On BWTA today, if 2D is GF is there even a case for temporrising with 2H? True, partner might bid 4H (although it might make) but he can bid 3H as it is still forcing and now 3N gives an only slightly warped picture of the hand – or do you think the whole idea might misfire and become a Dorian Gray type nightmare?



bobby wolffNovember 8th, 2014 at 11:23 am

Hi Iain,

While 2 hearts is not a far out distortion, I prefer rebidding 2NT instead, rather than ward off a heart lead when we eventually get to 3NT, a contract which figures (on the first two bids made) to be likely on the table.

Two hearts, though visionary to some degree, does not figure to help (nor probably hurt) unless partner with 4 little hearts now basically insists on 4 hearts, resisting our then attempt to play 3NT.

It also may not help our partnership gain the consistency that all partnerships need to stay away from all distortions, therefore breeding more confidence (even if we wind up in a making 4 hearts while partner with his singleton club) doesn’t overrule our 3NT effort, which turns out to be down (partner turns out to be 2-4-6-1, that 1 being the Q or A with the K10 of hearts).

And so it goes. Unfortunately, in a good partnership both partners will remember each other’s flights of fancy, particularly so when the echo heard is down 1.

However, my advice is certainly not even bordering on gospel, and is only one old guy’s vague recollection.

Iain ClimieNovember 8th, 2014 at 7:16 pm

Hi Bobby,

Thanks for this and a stray diversion. What have my enjoyment of beer after (not during) bridge, an 18th century British century music appreciation society, an ancient greek poet and US patriotism got in common? I was alerted to this by a TV programme on 18th century culture last night. Answer below, although obviously my beer isn’t particularly significant.
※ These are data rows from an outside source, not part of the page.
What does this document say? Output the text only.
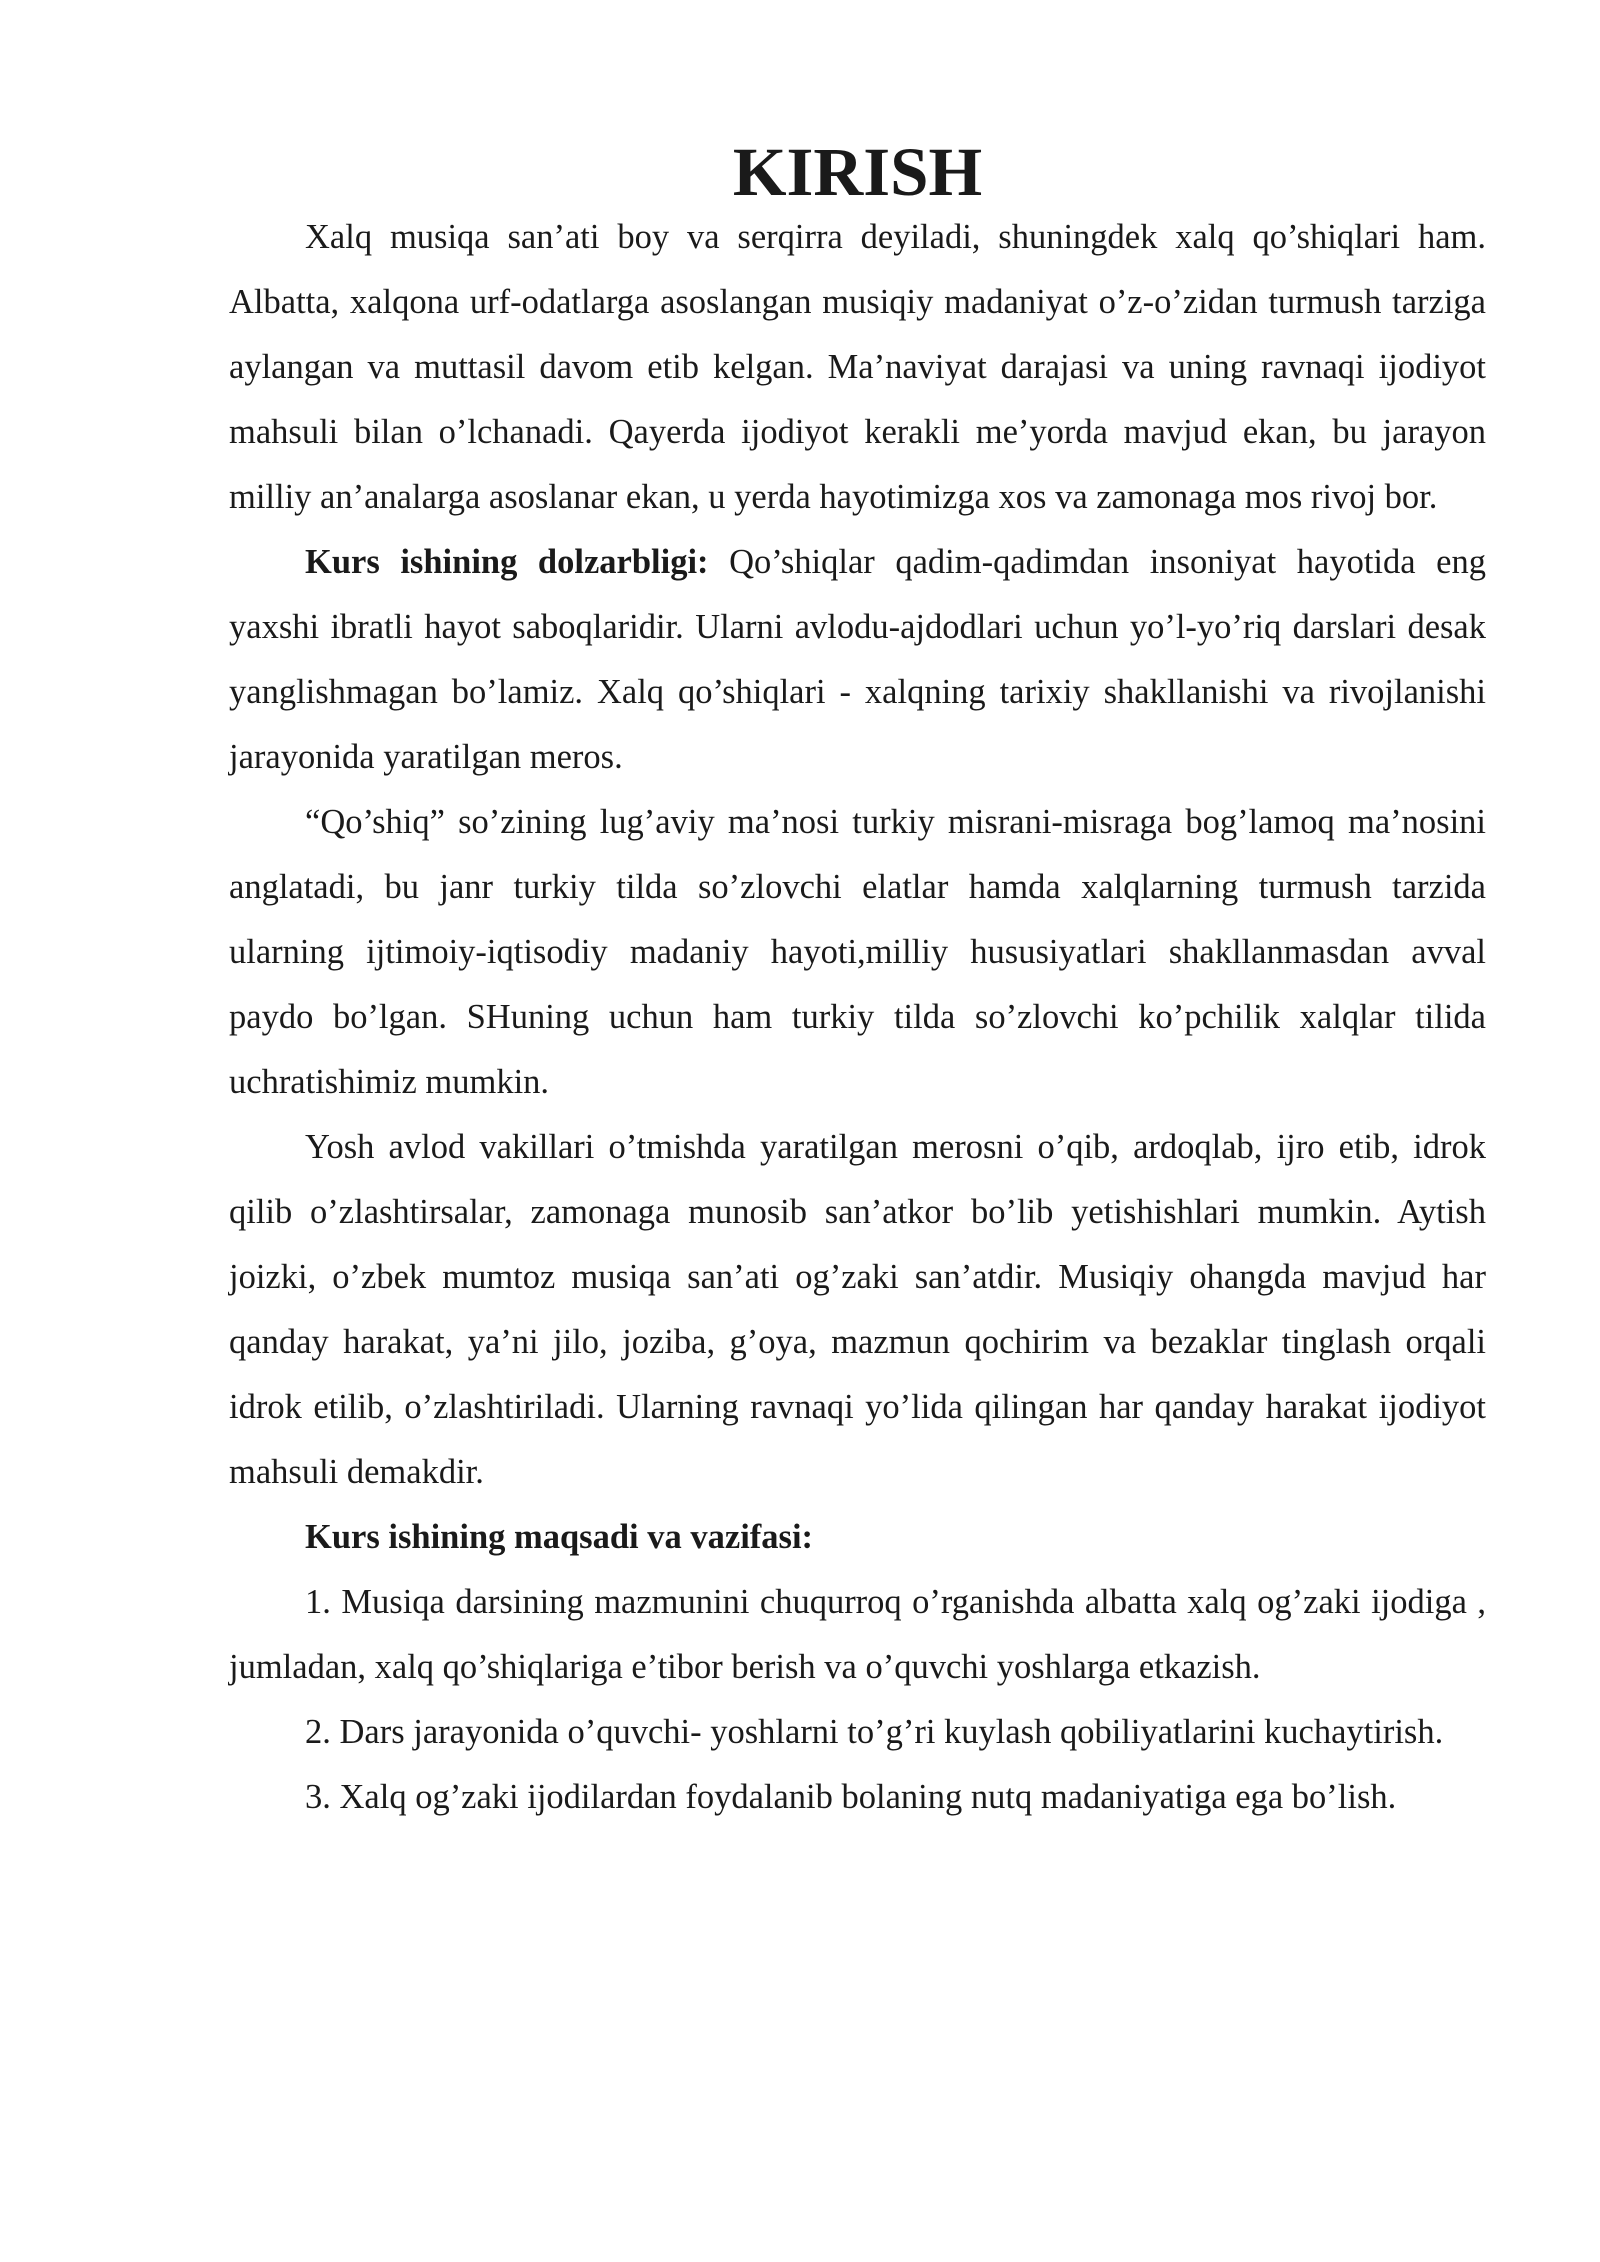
KIRISH

Xalq musiqa san’ati boy va serqirra deyiladi, shuningdek xalq qo’shiqlari ham. Albatta, xalqona urf-odatlarga asoslangan musiqiy madaniyat o’z-o’zidan turmush tarziga aylangan va muttasil davom etib kelgan. Ma’naviyat darajasi va uning ravnaqi ijodiyot mahsuli bilan o’lchanadi. Qayerda ijodiyot kerakli me’yorda mavjud ekan, bu jarayon milliy an’analarga asoslanar ekan, u yerda hayotimizga xos va zamonaga mos rivoj bor.

Kurs ishining dolzarbligi: Qo’shiqlar qadim-qadimdan insoniyat hayotida eng yaxshi ibratli hayot saboqlaridir. Ularni avlodu-ajdodlari uchun yo’l-yo’riq darslari desak yanglishmagan bo’lamiz. Xalq qo’shiqlari - xalqning tarixiy shakllanishi va rivojlanishi jarayonida yaratilgan meros.

“Qo’shiq” so’zining lug’aviy ma’nosi turkiy misrani-misraga bog’lamoq ma’nosini anglatadi, bu janr turkiy tilda so’zlovchi elatlar hamda xalqlarning turmush tarzida ularning ijtimoiy-iqtisodiy madaniy hayoti,milliy hususiyatlari shakllanmasdan avval paydo bo’lgan. SHuning uchun ham turkiy tilda so’zlovchi ko’pchilik xalqlar tilida uchratishimiz mumkin.

Yosh avlod vakillari o’tmishda yaratilgan merosni o’qib, ardoqlab, ijro etib, idrok qilib o’zlashtirsalar, zamonaga munosib san’atkor bo’lib yetishishlari mumkin. Aytish joizki, o’zbek mumtoz musiqa san’ati og’zaki san’atdir. Musiqiy ohangda mavjud har qanday harakat, ya’ni jilo, joziba, g’oya, mazmun qochirim va bezaklar tinglash orqali idrok etilib, o’zlashtiriladi. Ularning ravnaqi yo’lida qilingan har qanday harakat ijodiyot mahsuli demakdir.

Kurs ishining maqsadi va vazifasi:

1. Musiqa darsining mazmunini chuqurroq o’rganishda albatta xalq og’zaki ijodiga , jumladan, xalq qo’shiqlariga e’tibor berish va o’quvchi yoshlarga etkazish.

2. Dars jarayonida o’quvchi- yoshlarni to’g’ri kuylash qobiliyatlarini kuchaytirish.

3. Xalq og’zaki ijodilardan foydalanib bolaning nutq madaniyatiga ega bo’lish.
Anacreon was the poet, the 18th century music appreciation society in Britain was named after him but they were keen on the wine (and possibly women) to support the music. The tune for their drinking song was adopted for a well known anthem; I just hope the prohibitionists never realised. Life is full of odd links, although I’m guessing you knew all this.


bobby wolffNovember 9th, 2014 at 2:06 am

Hi Iain,

To be sure, I knew all the 18th century poets, even broken bread with some of them. However you possibly mentioned wine and women in the wrong order, although wine is sometimes necessary to get things started. And the prohibitionists in America are definitely in control, except not at prohibiting liquor, but rather prosperity.

And the most well known links is right there in Scotland where Europe should set up a large museum to house their Ryder Cups, with recent and so many more to come. Soon bridge will follow suit, unless China comes to life, then Eurasia can share the polish.